La reine s’y prit maladroitement. Elle haïssait le vainqueur et feignait mal une passion subite conçue pour lui. Elle jouait son rôle de femme frappée du coup de foudre en actrice médiocre, permettant de voir la leçon serinée et peu retenue.

A cette souveraine qui s’offrait pour racheter son royaume, Napoléon opposa une froideur calculée et une fermeté glaciale.

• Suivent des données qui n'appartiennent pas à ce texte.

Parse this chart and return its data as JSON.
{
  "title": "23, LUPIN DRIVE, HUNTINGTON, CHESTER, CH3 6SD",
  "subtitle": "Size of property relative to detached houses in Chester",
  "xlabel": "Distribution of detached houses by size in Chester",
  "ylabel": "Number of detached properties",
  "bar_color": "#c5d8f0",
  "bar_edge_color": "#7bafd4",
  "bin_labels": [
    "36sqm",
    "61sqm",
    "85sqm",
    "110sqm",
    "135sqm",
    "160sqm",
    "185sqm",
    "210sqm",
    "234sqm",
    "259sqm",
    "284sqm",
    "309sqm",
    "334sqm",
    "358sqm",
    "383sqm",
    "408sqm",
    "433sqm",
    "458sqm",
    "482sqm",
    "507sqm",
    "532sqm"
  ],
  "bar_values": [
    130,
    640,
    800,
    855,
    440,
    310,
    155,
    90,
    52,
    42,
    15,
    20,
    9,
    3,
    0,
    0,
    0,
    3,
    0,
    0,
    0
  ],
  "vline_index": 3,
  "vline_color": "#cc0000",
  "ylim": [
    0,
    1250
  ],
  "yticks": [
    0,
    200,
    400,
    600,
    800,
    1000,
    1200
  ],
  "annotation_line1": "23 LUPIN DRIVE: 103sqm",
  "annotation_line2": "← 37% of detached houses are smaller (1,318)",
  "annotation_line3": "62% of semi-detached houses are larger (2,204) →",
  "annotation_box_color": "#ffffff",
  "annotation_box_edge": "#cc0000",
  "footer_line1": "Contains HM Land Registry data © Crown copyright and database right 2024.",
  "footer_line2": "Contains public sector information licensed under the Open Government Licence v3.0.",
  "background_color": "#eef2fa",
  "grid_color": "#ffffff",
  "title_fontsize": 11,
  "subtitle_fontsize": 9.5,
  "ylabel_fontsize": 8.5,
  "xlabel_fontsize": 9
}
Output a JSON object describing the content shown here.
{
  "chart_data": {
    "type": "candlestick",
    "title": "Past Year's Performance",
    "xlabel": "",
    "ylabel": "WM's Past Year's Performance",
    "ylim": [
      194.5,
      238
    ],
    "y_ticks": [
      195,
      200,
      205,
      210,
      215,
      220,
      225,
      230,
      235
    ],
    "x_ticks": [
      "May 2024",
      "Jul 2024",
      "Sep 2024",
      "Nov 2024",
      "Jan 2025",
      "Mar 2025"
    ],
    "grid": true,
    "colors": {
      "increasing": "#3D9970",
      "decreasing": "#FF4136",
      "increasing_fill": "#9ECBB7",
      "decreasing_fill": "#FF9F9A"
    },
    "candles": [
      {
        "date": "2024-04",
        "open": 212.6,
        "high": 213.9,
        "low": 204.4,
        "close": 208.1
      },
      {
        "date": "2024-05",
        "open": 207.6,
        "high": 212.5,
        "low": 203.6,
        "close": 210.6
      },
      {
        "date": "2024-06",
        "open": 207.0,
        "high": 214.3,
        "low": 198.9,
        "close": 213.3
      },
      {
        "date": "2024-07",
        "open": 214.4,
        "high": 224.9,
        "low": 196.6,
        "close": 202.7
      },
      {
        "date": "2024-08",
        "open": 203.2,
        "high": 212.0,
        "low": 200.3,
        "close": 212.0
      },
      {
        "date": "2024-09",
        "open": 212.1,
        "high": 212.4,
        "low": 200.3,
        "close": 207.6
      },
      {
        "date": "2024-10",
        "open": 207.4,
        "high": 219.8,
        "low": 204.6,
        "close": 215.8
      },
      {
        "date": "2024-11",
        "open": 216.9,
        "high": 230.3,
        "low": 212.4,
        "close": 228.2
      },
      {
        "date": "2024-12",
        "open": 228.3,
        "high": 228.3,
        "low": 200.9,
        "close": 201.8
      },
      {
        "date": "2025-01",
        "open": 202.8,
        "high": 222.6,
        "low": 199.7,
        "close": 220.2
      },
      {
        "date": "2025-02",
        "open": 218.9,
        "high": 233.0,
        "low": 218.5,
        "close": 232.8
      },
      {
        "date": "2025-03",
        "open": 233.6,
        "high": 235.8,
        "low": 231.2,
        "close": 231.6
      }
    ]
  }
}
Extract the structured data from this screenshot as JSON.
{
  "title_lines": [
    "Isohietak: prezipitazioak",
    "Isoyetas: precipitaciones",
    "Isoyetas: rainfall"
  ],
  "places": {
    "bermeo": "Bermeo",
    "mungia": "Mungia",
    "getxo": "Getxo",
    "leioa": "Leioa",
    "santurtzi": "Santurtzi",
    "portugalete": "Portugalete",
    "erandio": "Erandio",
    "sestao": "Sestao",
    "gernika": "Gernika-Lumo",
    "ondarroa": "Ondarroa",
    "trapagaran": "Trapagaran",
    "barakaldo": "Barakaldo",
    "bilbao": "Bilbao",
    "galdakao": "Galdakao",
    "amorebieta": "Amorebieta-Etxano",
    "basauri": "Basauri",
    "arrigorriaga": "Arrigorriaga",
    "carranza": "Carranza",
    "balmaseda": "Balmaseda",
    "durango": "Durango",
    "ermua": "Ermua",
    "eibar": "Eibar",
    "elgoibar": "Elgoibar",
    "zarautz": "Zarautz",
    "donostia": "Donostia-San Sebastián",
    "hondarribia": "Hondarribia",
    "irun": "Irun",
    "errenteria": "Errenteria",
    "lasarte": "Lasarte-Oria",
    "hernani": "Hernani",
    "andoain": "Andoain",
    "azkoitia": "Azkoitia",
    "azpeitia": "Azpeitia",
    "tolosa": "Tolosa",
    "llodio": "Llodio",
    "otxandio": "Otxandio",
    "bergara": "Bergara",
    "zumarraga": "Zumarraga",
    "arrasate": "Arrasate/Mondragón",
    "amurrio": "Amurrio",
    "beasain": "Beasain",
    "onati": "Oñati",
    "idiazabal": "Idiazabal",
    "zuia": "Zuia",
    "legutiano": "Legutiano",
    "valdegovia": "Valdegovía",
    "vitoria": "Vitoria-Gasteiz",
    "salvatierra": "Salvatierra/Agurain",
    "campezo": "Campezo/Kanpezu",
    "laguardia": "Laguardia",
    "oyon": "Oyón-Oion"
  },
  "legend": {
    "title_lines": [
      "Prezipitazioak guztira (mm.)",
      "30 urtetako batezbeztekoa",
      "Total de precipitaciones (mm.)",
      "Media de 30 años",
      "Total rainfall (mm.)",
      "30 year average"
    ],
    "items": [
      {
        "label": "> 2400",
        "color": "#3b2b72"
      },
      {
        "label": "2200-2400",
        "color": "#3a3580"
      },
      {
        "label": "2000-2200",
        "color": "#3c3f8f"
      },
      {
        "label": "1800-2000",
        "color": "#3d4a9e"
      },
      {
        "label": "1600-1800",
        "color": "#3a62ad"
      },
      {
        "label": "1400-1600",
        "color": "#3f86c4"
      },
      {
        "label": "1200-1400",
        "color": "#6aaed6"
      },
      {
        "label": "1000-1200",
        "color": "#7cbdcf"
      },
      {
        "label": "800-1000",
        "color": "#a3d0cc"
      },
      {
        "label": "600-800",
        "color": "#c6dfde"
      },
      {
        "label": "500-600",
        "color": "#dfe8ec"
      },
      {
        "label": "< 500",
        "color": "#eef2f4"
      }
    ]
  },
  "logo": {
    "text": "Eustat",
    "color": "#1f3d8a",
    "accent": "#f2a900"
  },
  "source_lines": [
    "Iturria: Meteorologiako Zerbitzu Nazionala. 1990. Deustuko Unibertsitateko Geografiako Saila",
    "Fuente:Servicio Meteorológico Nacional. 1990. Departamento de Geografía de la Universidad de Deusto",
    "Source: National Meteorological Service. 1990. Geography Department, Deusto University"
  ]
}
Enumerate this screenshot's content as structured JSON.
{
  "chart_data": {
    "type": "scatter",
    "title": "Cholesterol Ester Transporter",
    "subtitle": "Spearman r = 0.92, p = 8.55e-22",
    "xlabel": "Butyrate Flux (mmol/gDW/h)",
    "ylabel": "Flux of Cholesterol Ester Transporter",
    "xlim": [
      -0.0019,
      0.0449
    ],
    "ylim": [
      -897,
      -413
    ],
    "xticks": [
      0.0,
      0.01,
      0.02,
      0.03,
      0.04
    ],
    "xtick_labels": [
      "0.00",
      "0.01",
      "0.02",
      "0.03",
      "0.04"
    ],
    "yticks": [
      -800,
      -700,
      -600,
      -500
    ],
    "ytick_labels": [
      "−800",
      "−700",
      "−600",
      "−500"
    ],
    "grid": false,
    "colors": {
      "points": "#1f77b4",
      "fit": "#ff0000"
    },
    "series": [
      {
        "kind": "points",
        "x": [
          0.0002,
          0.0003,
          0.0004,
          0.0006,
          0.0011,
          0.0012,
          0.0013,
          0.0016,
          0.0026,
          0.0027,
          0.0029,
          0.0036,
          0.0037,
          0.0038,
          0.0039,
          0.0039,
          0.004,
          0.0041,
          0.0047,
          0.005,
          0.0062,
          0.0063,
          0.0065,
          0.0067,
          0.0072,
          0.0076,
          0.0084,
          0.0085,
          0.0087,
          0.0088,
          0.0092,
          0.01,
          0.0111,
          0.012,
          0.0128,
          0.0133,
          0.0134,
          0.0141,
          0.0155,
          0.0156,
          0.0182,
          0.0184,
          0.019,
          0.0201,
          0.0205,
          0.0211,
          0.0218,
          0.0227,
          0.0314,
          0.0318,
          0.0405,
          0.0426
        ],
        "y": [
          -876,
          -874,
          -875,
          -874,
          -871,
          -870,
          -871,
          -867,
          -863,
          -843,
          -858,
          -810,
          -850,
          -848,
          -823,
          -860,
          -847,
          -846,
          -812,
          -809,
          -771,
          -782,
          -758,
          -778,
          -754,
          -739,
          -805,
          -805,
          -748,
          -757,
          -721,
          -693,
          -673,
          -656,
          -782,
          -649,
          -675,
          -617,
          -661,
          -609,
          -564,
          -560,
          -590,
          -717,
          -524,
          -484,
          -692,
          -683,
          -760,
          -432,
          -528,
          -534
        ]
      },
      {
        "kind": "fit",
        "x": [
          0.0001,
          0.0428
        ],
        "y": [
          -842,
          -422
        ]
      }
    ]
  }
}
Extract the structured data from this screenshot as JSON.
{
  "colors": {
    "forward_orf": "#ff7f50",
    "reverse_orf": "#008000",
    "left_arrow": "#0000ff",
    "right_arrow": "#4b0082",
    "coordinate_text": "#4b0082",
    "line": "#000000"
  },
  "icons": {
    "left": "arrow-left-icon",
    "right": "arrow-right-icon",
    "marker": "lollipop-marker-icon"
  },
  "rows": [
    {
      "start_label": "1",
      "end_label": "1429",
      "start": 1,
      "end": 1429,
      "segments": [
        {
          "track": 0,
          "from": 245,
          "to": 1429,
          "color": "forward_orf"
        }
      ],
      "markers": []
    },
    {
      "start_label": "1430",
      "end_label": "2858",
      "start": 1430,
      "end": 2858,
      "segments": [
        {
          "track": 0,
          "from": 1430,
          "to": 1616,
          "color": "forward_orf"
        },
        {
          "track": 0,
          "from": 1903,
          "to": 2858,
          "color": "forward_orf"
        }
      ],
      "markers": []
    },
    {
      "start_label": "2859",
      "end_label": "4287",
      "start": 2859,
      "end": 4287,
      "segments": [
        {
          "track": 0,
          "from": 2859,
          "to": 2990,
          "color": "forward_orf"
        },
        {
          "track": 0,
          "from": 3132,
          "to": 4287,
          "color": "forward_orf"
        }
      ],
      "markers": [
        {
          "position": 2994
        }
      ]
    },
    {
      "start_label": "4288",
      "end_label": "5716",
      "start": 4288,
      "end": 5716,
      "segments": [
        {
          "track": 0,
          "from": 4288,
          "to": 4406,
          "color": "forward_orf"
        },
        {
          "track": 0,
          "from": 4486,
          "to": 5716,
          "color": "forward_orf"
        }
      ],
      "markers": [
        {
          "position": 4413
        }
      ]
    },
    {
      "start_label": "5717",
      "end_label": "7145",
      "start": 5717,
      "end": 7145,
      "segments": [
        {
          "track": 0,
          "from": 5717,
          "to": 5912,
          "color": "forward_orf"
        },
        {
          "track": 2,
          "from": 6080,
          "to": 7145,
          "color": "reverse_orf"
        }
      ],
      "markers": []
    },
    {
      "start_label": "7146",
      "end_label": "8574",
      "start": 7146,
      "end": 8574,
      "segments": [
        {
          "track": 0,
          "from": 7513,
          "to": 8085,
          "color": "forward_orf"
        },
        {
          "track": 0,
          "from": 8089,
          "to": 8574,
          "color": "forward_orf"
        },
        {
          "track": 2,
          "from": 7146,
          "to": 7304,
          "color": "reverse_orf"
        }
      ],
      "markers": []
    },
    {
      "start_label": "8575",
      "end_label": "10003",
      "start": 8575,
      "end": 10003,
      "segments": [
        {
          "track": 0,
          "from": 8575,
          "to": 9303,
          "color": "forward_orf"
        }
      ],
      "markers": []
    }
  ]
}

Comme il lui présentait poliment une rose prise sur la table, au cours d’une visite, la reine dit aussitôt d’une voix câline:

—Ah! sire, avec Magdebourg!...

Elle se pencha vers l’Empereur, respirant la rose, l’œil humide, le sourire engageant, un peu comme une courtisane allumant le riche galant attiré et elle lui murmura:

—Ah! sire, si vous vouliez être généreux... être bon!... comme on vous bénirait!... comme on vous aimerait...

Napoléon interrompit sèchement cette souveraine minaudant et faisant de trop significatives avances:

—Votre Majesté devrait savoir mes intentions, dit-il, je les ai communiquées à l’empereur de Russie, pour qu’il se chargeât de les faire connaître au roi Guillaume, puisque l’empereur Alexandre avait bien voulu être médiateur entre nous. Ces intentions sont invariables. Ce que j’ai fait, madame, je ne puis même vous cacher que je ne l’ai fait que pour l’empereur de Russie...

Et, saluant, il se retira.

C’était sec et raide. La reine de Prusse, humiliée comme femme dont on refusait la possession, se trouvait définitivement dépossédée comme souveraine. Elle en conserva une haine irréconciliable contre Napoléon et contre la France.